Fabry disease is an X-linked recessive disease resulting from a deficiency of the lysosomal hydrolase α-galactosidase A. In male patients with the classic hemizygous form, acroparesthesias, hypohidrosis, corneal opacities, and dysfunction of the heart, brain, and kidney are observed. Recently, it was reported that 0.5-1.2% of male chronic hemodialysis (HD) patients were diagnosed as having Fabry disease based on the measurement of α-galactosidase A activity. Fabry disease is thought to be an important cause of end-stage renal disease. There are a few reports of patients with Fabry disease on long-term HD. Here we report two male siblings with classical type Fabry disease on HD. They had acroparesthesias, and hypohidrosis. Their mother had severe heart failure due to a heterozygous form of Fabry disease. Case 1 is a 44-year-old male. He had mid-cerebral apoplexy at 30 years of age. He started maintenance HD in 2000. Remarkable left ventricular hypertophy and conduction disorders of the heart were found.

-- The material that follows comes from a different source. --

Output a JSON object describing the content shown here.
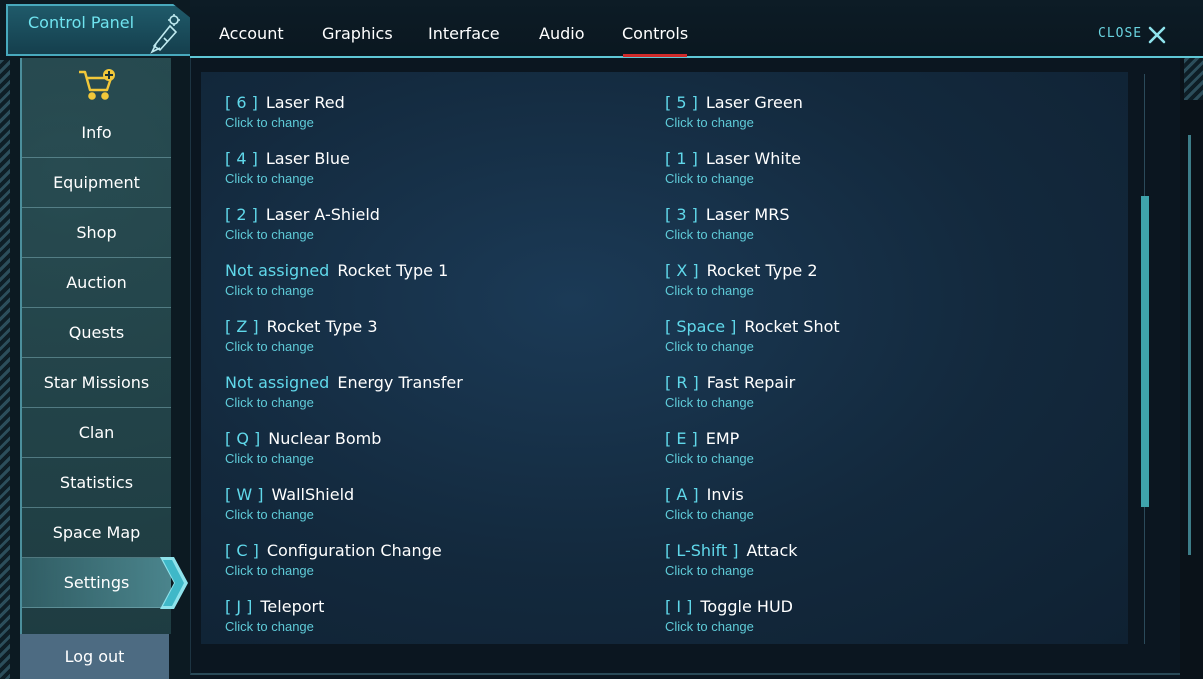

In 2004, he collapsed and ventricular-tachycardia and severe hypoxic brain damage were found. Now his consciousness level has been in the range of 100 to 300 on the Japan Coma Scale. Case 2 is a 40-year-old male. He started maintenance HD in 1993. Malnutrition due to chronic diarrhea and severe ischemic change in the brain were found. In 1998, he had severe joint pain of shoulders and fingers with ectopic calcifications detected by X ray. The ectopic calcifications were extended to the whole body. In 2004, his dementia by ischemic change in the brain has rapidly progressed. In conclusion, cardiovascular complications, cerebrovascular manifestations, painful ectopic carcifications, and chronic diarrheas in our patients were considered to be specific symptoms of Fabry disease. Young HD patients with these symptoms will need to be examined for Fabry disease.